La place des humoristes

Chronique de Monsieur Pierre Demers, cinéaste et poète rouge d’Arvida
L’humour : la politesse du désespoir
-Chris Marker
Je déteste les humoristes québécois en général. Surtout la nouvelle génération qui apparaît à tous les 2-3 ans, fraichement sortie de l’École de l’humour(sic) ou de nulle part. On bien évidemment des médias sociaux qui propulsent n’importe qui un peu désemparé dans la sphère publique. «Je les déteste» comme disait mon petit fils à qui j’avais montré trop souvent La ruée vers l’or de Chaplin. Il ne pouvait plus endurer et le film et Chaplin. Trop c’est trop. Mon réflexe de prof de cinéma avait débordé.

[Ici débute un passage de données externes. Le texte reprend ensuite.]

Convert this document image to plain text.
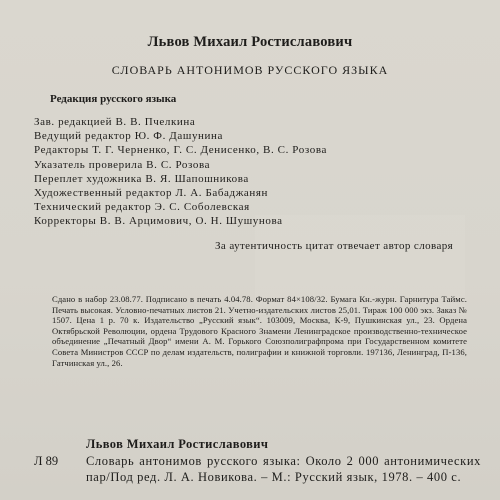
Львов Михаил Ростиславович
СЛОВАРЬ АНТОНИМОВ РУССКОГО ЯЗЫКА
Редакция русского языка
Зав. редакцией В. В. Пчелкина
Ведущий редактор Ю. Ф. Дашунина
Редакторы Т. Г. Чернeнко, Г. С. Денисенко, В. С. Розова
Указатель проверила В. С. Розова
Переплет художника В. Я. Шапошникова
Художественный редактор Л. А. Бабаджанян
Технический редактор Э. С. Соболевская
Корректоры В. В. Арцимович, О. Н. Шушунова
За аутентичность цитат отвечает автор словаря
Сдано в набор 23.08.77. Подписано в печать 4.04.78. Формат 84×108/32. Бумага Кн.-журн. Гарнитура Таймс. Печать высокая. Условно-печатных листов 21. Учетно-издательских листов 25,01. Тираж 100 000 экз. Заказ № 1507. Цена 1 р. 70 к. Издательство „Русский язык“. 103009, Москва, К-9, Пушкинская ул., 23. Ордена Октябрьской Революции, ордена Трудового Красного Знамени Ленинградское производственно-техническое объединение „Печатный Двор“ имени А. М. Горького Союзполиграфпрома при Государственном комитете Совета Министров СССР по делам издательств, полиграфии и книжной торговли. 197136, Ленинград, П-136, Гатчинская ул., 26.
Львов Михаил Ростиславович
Л 89 Словарь антонимов русского языка: Около 2 000 антонимических пар/Под ред. Л. А. Новикова. – М.: Русский язык, 1978. – 400 с.
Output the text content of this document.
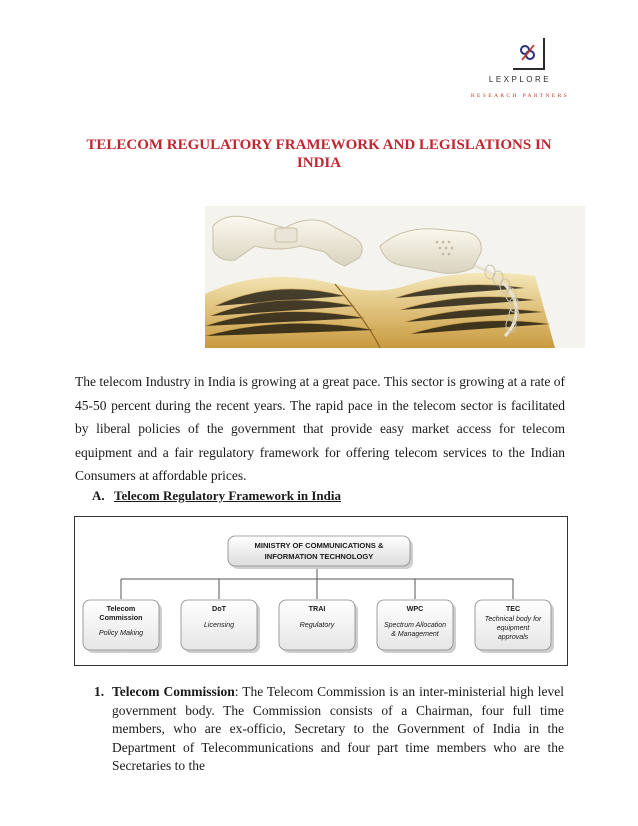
LEXPLORE
RESEARCH PARTNERS
TELECOM REGULATORY FRAMEWORK AND LEGISLATIONS IN INDIA
The telecom Industry in India is growing at a great pace. This sector is growing at a rate of 45-50 percent during the recent years. The rapid pace in the telecom sector is facilitated by liberal policies of the government that provide easy market access for telecom equipment and a fair regulatory framework for offering telecom services to the Indian Consumers at affordable prices.
A. Telecom Regulatory Framework in India
MINISTRY OF COMMUNICATIONS &
INFORMATION TECHNOLOGY
Telecom
Commission
Policy Making
DoT
Licensing
TRAI
Regulatory
WPC
Spectrum Allocation
& Management
TEC
Technical body for
equipment
approvals
1. Telecom Commission: The Telecom Commission is an inter-ministerial high level government body. The Commission consists of a Chairman, four full time members, who are ex-officio, Secretary to the Government of India in the Department of Telecommunications and four part time members who are the Secretaries to the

Je déteste les humoristes québécois parce qu’ils ne sont pas souvent à la hauteur et ne me font pas rire. Ils me font plutôt pitié. Ce ne sont pas eux qui me font rire. Ils prennent surtout une place exagérée dans le discours collectif d’ici, la conversation publique comme dit N. Baillargeon.
Comme dirait Marker, il faut être plutôt désespéré pour avoir envie de rire autant dans notre belle province. C’est peut-être le désespoir collectif et sans doute aussi personnel qui pousse les jeunes à vouloir faire rire et les moins jeunes à payer le gros prix pour fréquenter nos salles de spectacles littéralement contrôlées par ces gens-là qui font métier de vouloir faire rire à tout prix pour satisfaire leur comptable.

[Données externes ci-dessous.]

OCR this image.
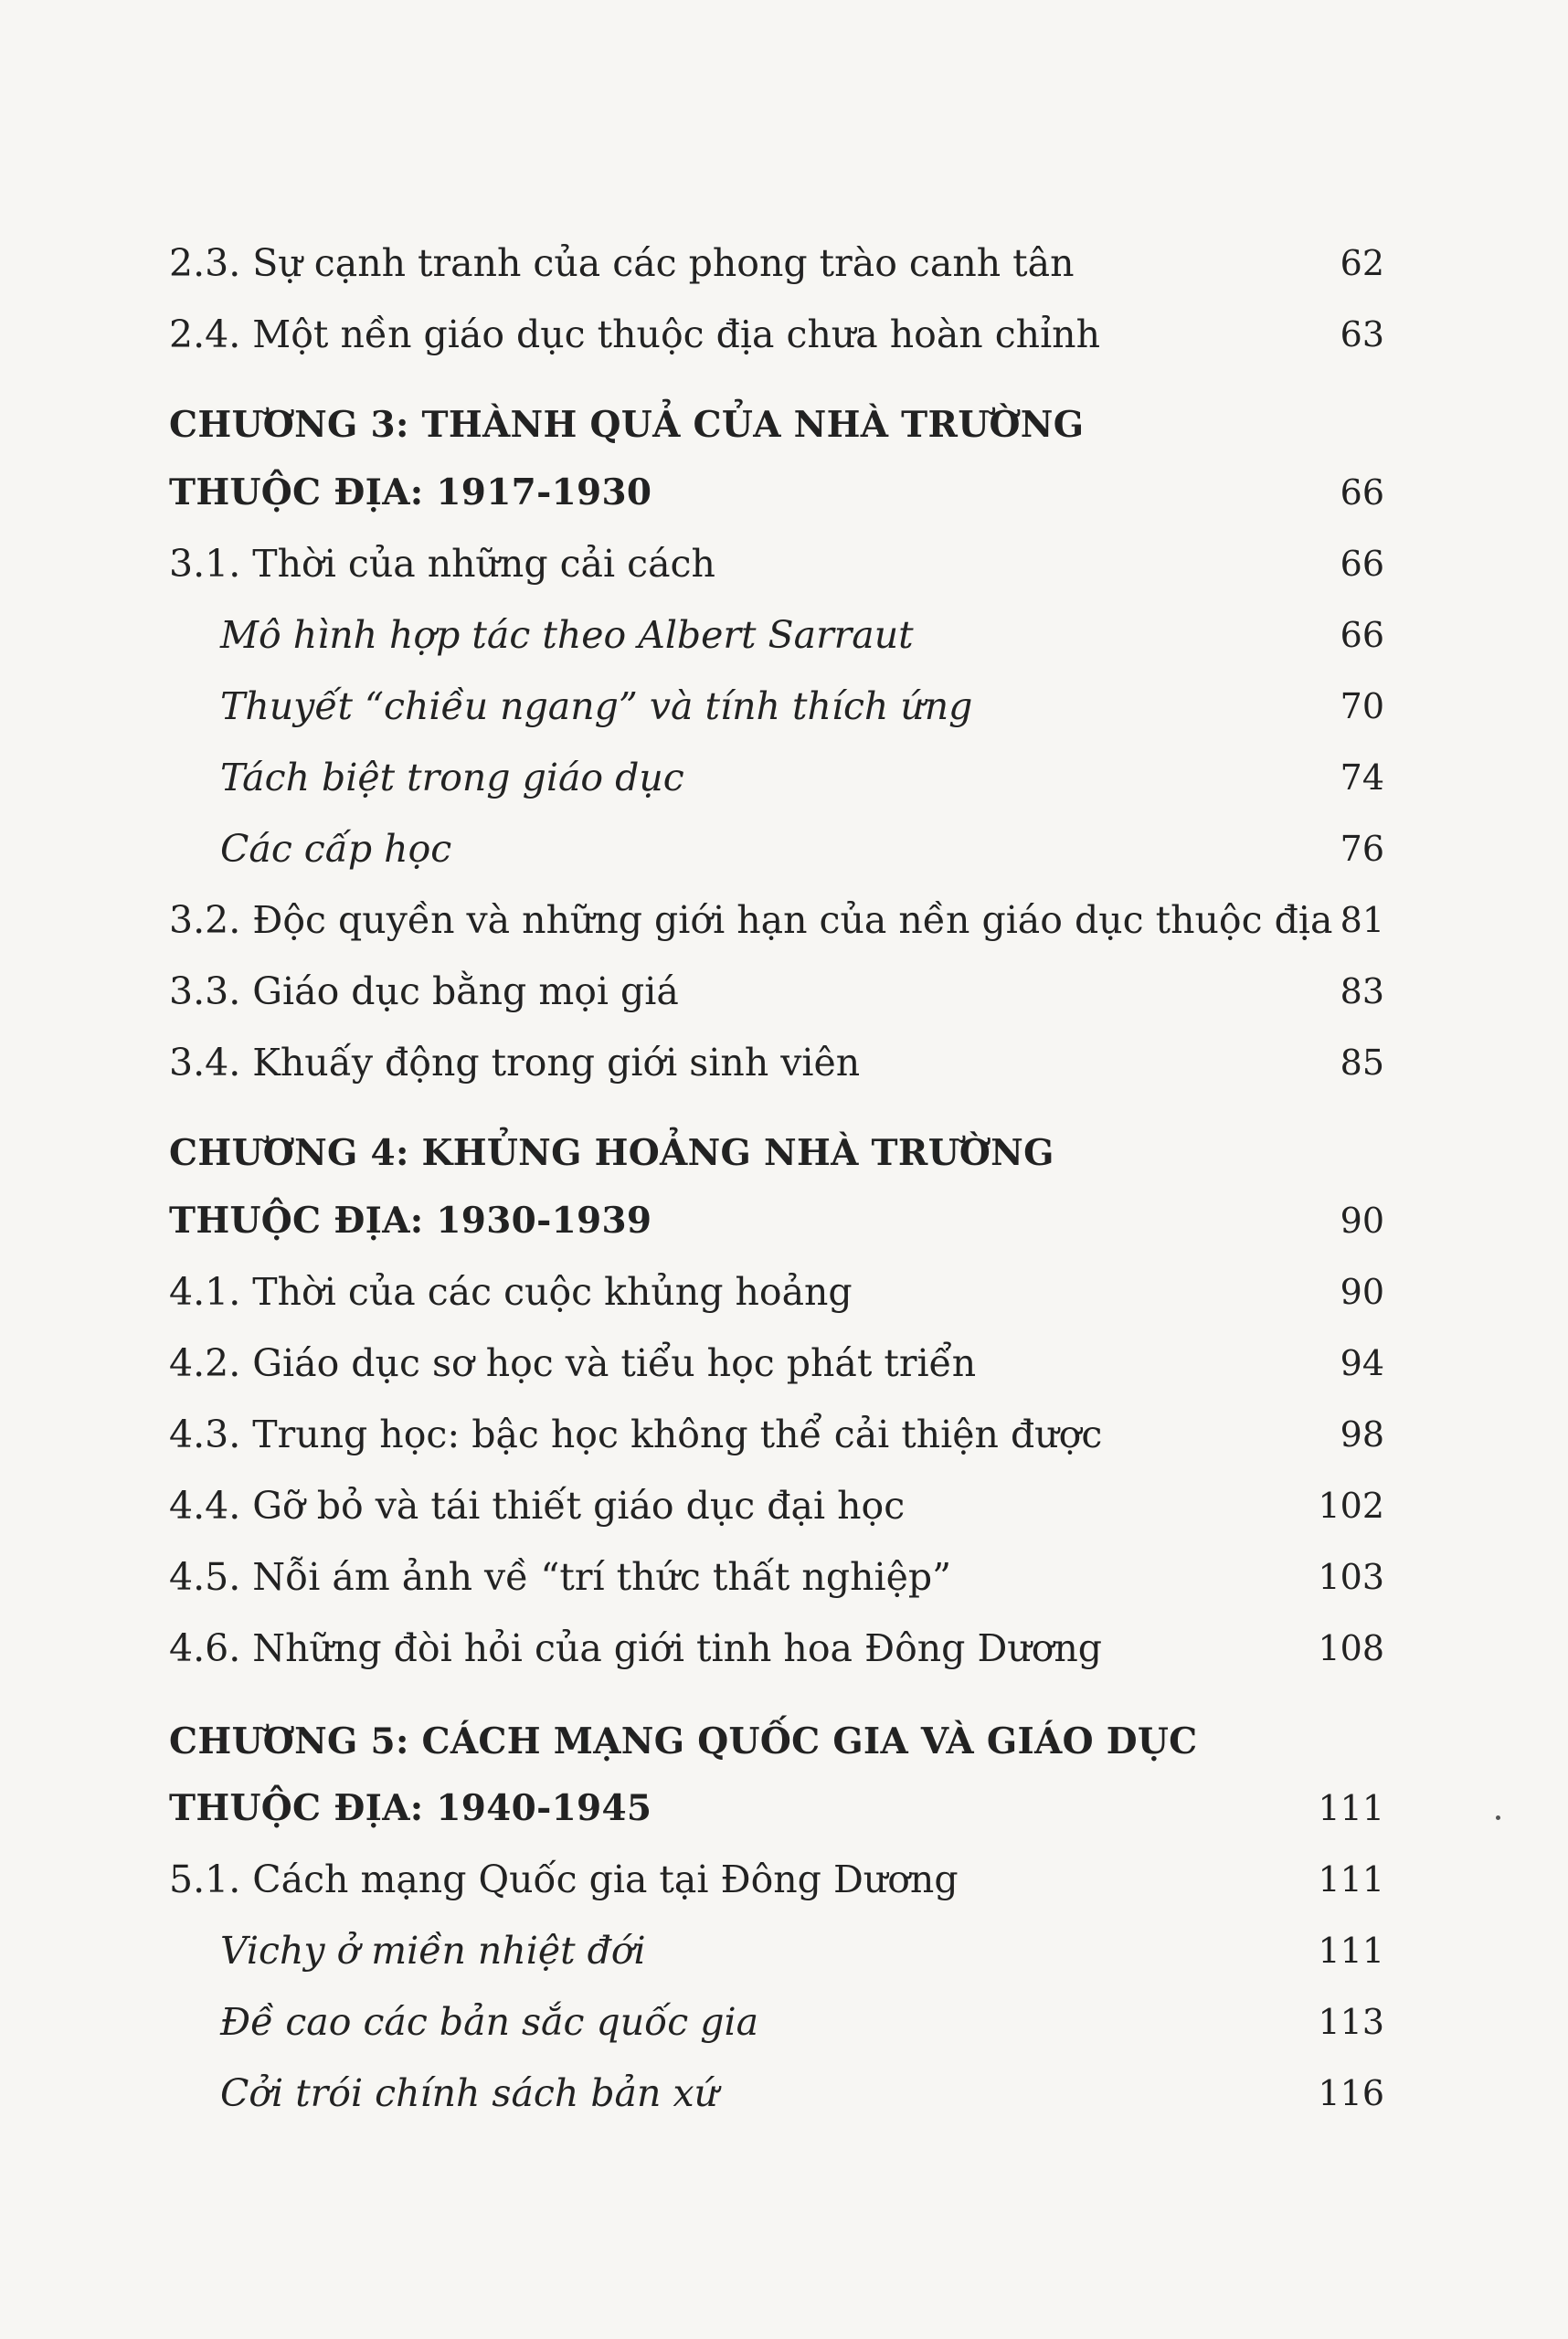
2.3. Sự cạnh tranh của các phong trào canh tân	62
2.4. Một nền giáo dục thuộc địa chưa hoàn chỉnh	63
CHƯƠNG 3: THÀNH QUẢ CỦA NHÀ TRƯỜNG
THUỘC ĐỊA: 1917-1930	66
3.1. Thời của những cải cách	66
Mô hình hợp tác theo Albert Sarraut	66
Thuyết “chiều ngang” và tính thích ứng	70
Tách biệt trong giáo dục	74
Các cấp học	76
3.2. Độc quyền và những giới hạn của nền giáo dục thuộc địa 81
3.3. Giáo dục bằng mọi giá	83
3.4. Khuấy động trong giới sinh viên	85
CHƯƠNG 4: KHỦNG HOẢNG NHÀ TRƯỜNG
THUỘC ĐỊA: 1930-1939	90
4.1. Thời của các cuộc khủng hoảng	90
4.2. Giáo dục sơ học và tiểu học phát triển	94
4.3. Trung học: bậc học không thể cải thiện được	98
4.4. Gỡ bỏ và tái thiết giáo dục đại học	102
4.5. Nỗi ám ảnh về “trí thức thất nghiệp”	103
4.6. Những đòi hỏi của giới tinh hoa Đông Dương	108
CHƯƠNG 5: CÁCH MẠNG QUỐC GIA VÀ GIÁO DỤC
THUỘC ĐỊA: 1940-1945	111
5.1. Cách mạng Quốc gia tại Đông Dương	111
Vichy ở miền nhiệt đới	111
Đề cao các bản sắc quốc gia	113
Cởi trói chính sách bản xứ	116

Alors que le théâtre, la danse, la poésie, le cirque, les performances, même la chanson et j’en oublie sont relégués trop souvent aux oubliettes.

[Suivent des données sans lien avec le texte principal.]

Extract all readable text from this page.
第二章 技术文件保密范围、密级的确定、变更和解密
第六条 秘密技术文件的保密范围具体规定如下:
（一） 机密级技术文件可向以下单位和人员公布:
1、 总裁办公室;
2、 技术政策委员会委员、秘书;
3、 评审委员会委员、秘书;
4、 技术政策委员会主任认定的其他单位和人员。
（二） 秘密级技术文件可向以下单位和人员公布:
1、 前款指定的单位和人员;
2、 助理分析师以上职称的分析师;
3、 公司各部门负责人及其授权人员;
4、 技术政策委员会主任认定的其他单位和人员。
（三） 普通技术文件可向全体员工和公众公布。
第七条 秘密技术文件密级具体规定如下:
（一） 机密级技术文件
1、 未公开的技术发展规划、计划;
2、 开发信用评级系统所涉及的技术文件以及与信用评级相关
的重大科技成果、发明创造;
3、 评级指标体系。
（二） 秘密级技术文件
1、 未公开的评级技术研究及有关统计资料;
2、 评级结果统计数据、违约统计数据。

Un peu comme la télé, les humoristes ne devraient pas occuper le besoin de rire de nos voisins et de nos proches. Je prends comme exemple, la portée d’une émission comme Tout le monde en parle animée par un humoriste devenu au fil des ans une référence d’opinion plus ou moins juste. Je ne regarde pas cette émission le dimanche soir. Ce soir-là, je lis ou je visionne un des 450 films que je conserve dans ma cinémathèque. Ou je regarde un Stanley Donen avec Fred Astaire sur Silver Screen, une chaîne de vieux films américains. Je ne regarde pas cette émission – ma blonde non plus – parce que c’est une plogue, une émission publicitaire avant tout pour vendre ceux qui la produisent et ceux et celles qui y passent le temps d’un soir. On y plogue essentiellement la télé de la SRC et aussi celle des autres chaînes complices, les personnages publics qui sont sortis du bruit de la semaine précédente et des humoristes que l’animateur/producteur considère. Les politiciens et les «vedettes» rêvent d’y passer aussi pour se ploguer de même que pour entretenir leur réputation. Récemment l’animateur s’est même permis de se ploguer lui-même en signalant la renaissance d’une émission qu’il produit dans laquelle il est la vedette. Une auto plogue, faut le faire…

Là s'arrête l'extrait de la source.